The study found limited support for increased harmonization of PCA procedures if this translated to a common set of standards across the board. Most respondents feared that harmonization might further add to the rigidity of existing procedures rather than provide efficiencies, and that agency specific interests and mandates could result in yet longer lists of requirements. Moreover, the substantial variation in humanitarian country contexts would rarely benefit from a standard approach, which could ultimately further limit effective assessments of partners. There was, however, a clear interest in looking to simplify existing assessment procedures and agreement that many PCA tools currently in use should better take into consideration the unique characteristics of NGOs to avoid one-size-fits-all assessments. For instance, NNGOs, in particular, work on a smaller scale though they are often assessed in the same way as an INGO working at scale.
The study suggests that the predominant emphasis on financial and accounting systems, and management and audit capacity, while critical, runs the risk of effectively removing the focus from other, equally essential areas of assessment such as prospects for long term partnerships for transformational change beyond transactional service provision. Ultimately, this emphasis may reduce the role of NGOs to that of sub-contractors, or view them as risks to be managed or simply as transactional partnerships. Proponents of an alternative approach to partnerships3 argue that real world organizations in most cases operate in unpredictable and often messy environments, dominated by complexity and rapid change. In such an environment, focus must be on how to stimulate local organizations in ways that lead to transformational change, instead of treating them as small management entities implementing well-structured plans on behalf of external investors.

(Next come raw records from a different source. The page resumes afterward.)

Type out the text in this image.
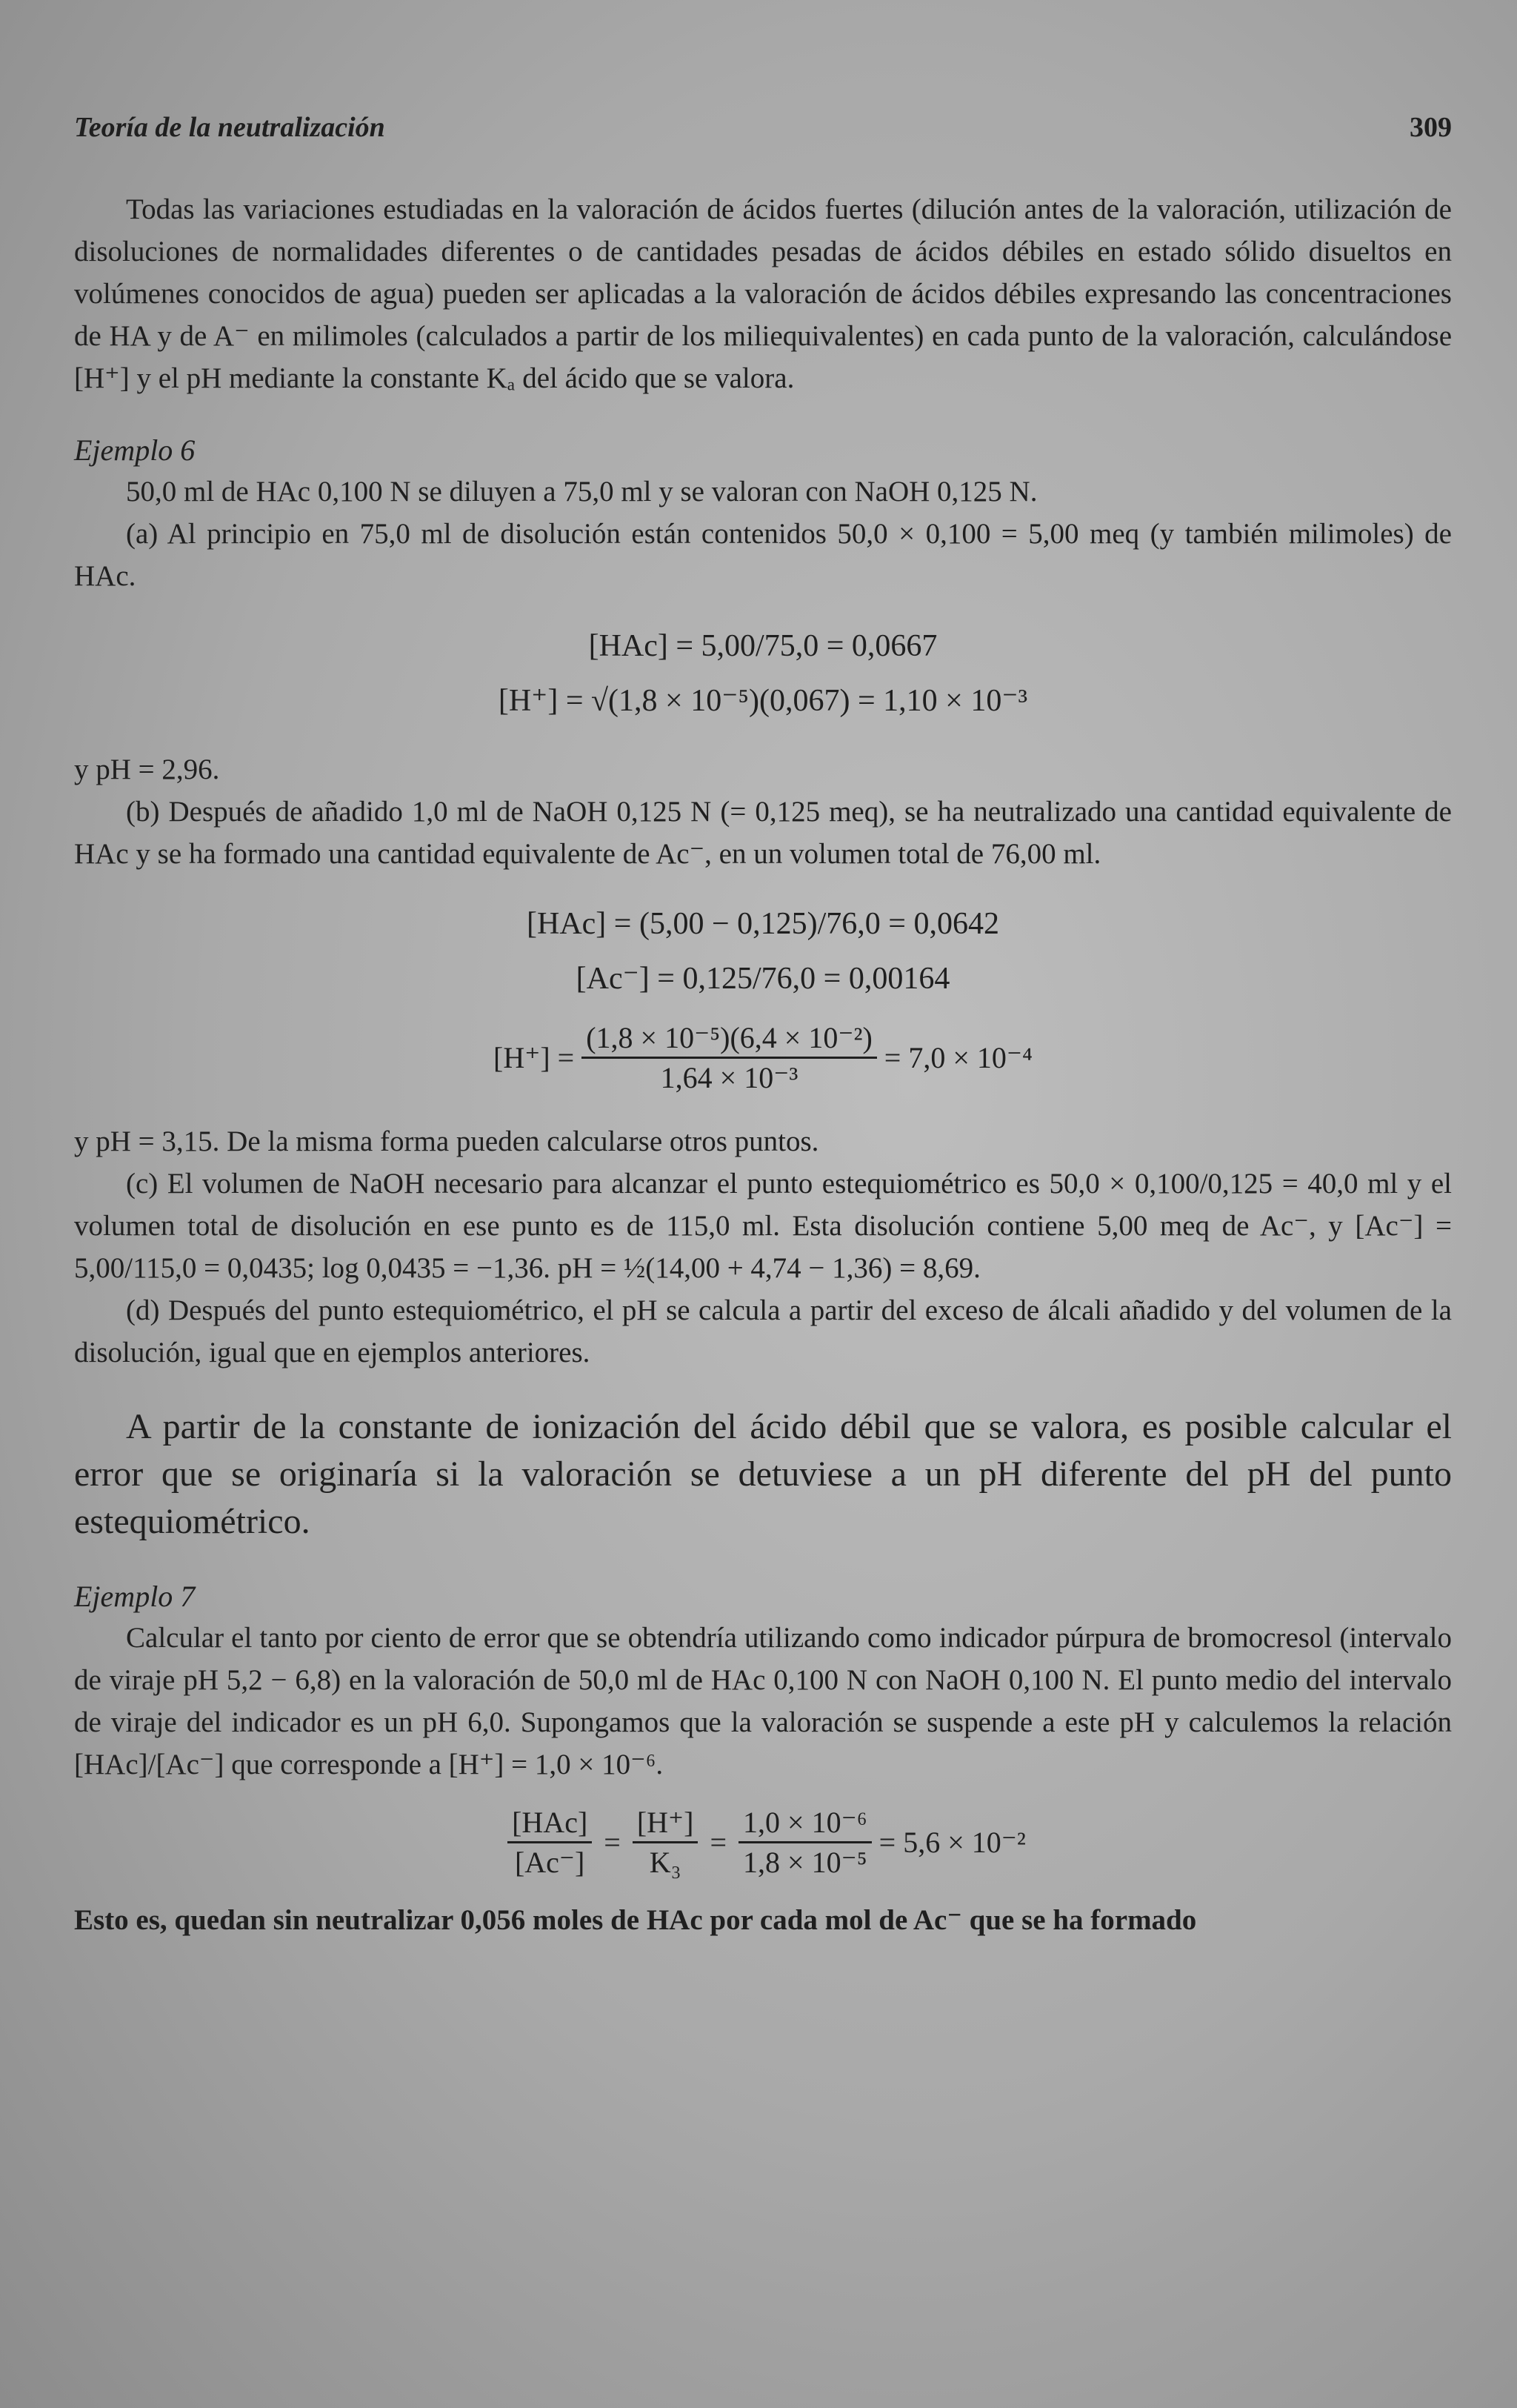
Teoría de la neutralización	309

Todas las variaciones estudiadas en la valoración de ácidos fuertes (dilución antes de la valoración, utilización de disoluciones de normalidades diferentes o de cantidades pesadas de ácidos débiles en estado sólido disueltos en volúmenes conocidos de agua) pueden ser aplicadas a la valoración de ácidos débiles expresando las concentraciones de HA y de A⁻ en milimoles (calculados a partir de los miliequivalentes) en cada punto de la valoración, calculándose [H⁺] y el pH mediante la constante Kₐ del ácido que se valora.

Ejemplo 6

50,0 ml de HAc 0,100 N se diluyen a 75,0 ml y se valoran con NaOH 0,125 N.

(a) Al principio en 75,0 ml de disolución están contenidos 50,0 × 0,100 = 5,00 meq (y también milimoles) de HAc.

[HAc] = 5,00/75,0 = 0,0667
[H⁺] = √(1,8 × 10⁻⁵)(0,067) = 1,10 × 10⁻³

y pH = 2,96.

(b) Después de añadido 1,0 ml de NaOH 0,125 N (= 0,125 meq), se ha neutralizado una cantidad equivalente de HAc y se ha formado una cantidad equivalente de Ac⁻, en un volumen total de 76,00 ml.

[HAc] = (5,00 − 0,125)/76,0 = 0,0642
[Ac⁻] = 0,125/76,0 = 0,00164
$[H^+] = \frac{\text{(1,8 × 10⁻⁵)(6,4 × 10⁻²)}}{\text{1,64 × 10⁻³}} = 7,0 \times 10^{-4}$

y pH = 3,15. De la misma forma pueden calcularse otros puntos.

(c) El volumen de NaOH necesario para alcanzar el punto estequiométrico es 50,0 × 0,100/0,125 = 40,0 ml y el volumen total de disolución en ese punto es de 115,0 ml. Esta disolución contiene 5,00 meq de Ac⁻, y [Ac⁻] = 5,00/115,0 = 0,0435; log 0,0435 = −1,36. pH = ½(14,00 + 4,74 − 1,36) = 8,69.

(d) Después del punto estequiométrico, el pH se calcula a partir del exceso de álcali añadido y del volumen de la disolución, igual que en ejemplos anteriores.

A partir de la constante de ionización del ácido débil que se valora, es posible calcular el error que se originaría si la valoración se detuviese a un pH diferente del pH del punto estequiométrico.

Ejemplo 7

Calcular el tanto por ciento de error que se obtendría utilizando como indicador púrpura de bromocresol (intervalo de viraje pH 5,2 − 6,8) en la valoración de 50,0 ml de HAc 0,100 N con NaOH 0,100 N. El punto medio del intervalo de viraje del indicador es un pH 6,0. Supongamos que la valoración se suspende a este pH y calculemos la relación [HAc]/[Ac⁻] que corresponde a [H⁺] = 1,0 × 10⁻⁶.

$\frac{\text{[HAc]}}{[Ac^-]} = \frac{[H^+]}{\text{K₃}} = \frac{\text{1,0 × 10⁻⁶}}{\text{1,8 × 10⁻⁵}} = 5,6 \times 10^{-2}$

Esto es, quedan sin neutralizar 0,056 moles de HAc por cada mol de Ac⁻ que se ha formado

This view also prescribes that putting in place numerous checks and balances will rarely lead to better results, beyond documenting how funds were allocated operationally and how they were reported back on.
The study has come across several examples of good innovative practices which are described in the main report. These offer alternative approaches to how partners are assessed by funders, how risks management is integrated into the assessments, and how to seek harmonised partner assessment criteria. The good practices include an example of a newly established European pooled fund, which has consciously minimized its partner assessment criteria to cut back processing time and increased speed of delivery. Finally, a collective INGO initiative still in its start-up phase intends to hand over funds and their management entirely to a national NGO consortium, based on a set of assessment criteria to be defined by NNGOs themselves.
A set of recommendations coming out of this study is proposed which are particularly directed towards the IASC Humanitarian Financing Task Team so as to help set the future agendas for upcoming NGO, UN agency and bilateral donor policy consultations in order to make PCA assessments more fit for purpose.